Finalement, la Loi actuelle, tout comme la Loi de 1994, prévoit que dans certaines circonstances, le client ne peut pas renoncer à ses droits. L’article 30 indique à cet effet :

« 30. Un client ne peut, par convention particulière, renoncer aux droits que lui confère le présent chapitre. »

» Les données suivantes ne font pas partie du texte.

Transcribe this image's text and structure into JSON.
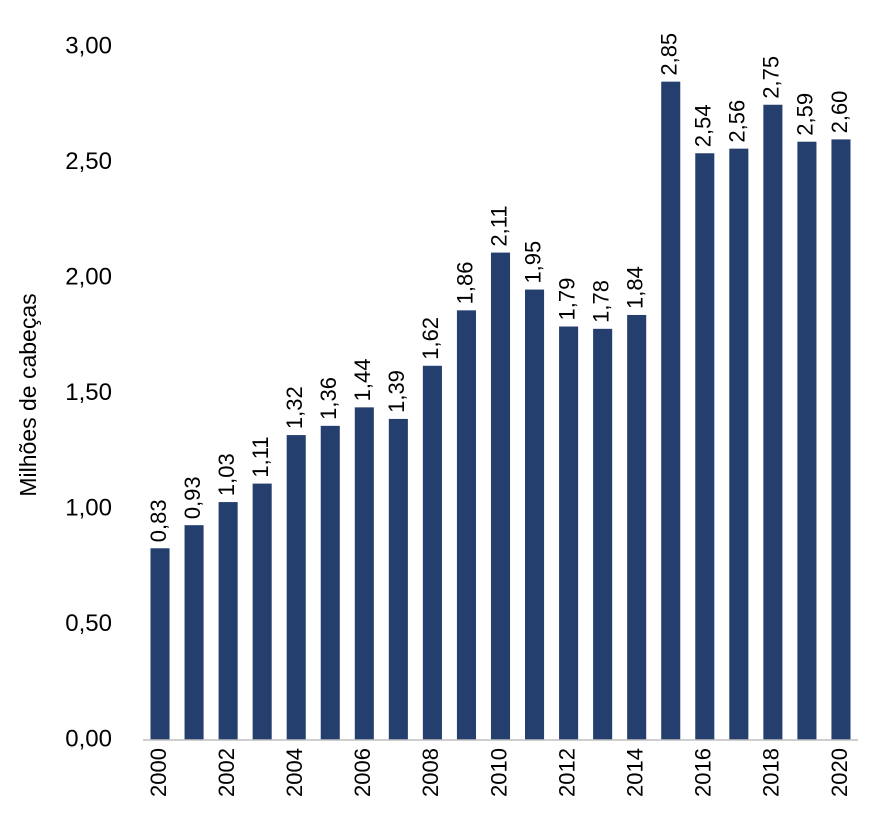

Le chapitre en question inclut les articles 23 à 30 et s’applique dans les cas visés par l’article 23 qui prévoit :

« 23. Le présent chapitre s'applique à un contrat conclu entre une personne ou une société et un courtier ou une agence en vertu duquel ce courtier ou cette agence s'engage à agir comme intermédiaire pour l'achat, la vente, la location ou l'échange de l'un des immeubles suivants:

1° d'une partie ou de l'ensemble d'un immeuble principalement résidentiel de moins de cinq logements;

2° d'une fraction d'un immeuble principalement résidentiel qui fait l'objet d'une convention ou d'une déclaration visée aux articles 1009 à 1109 du Code civil. »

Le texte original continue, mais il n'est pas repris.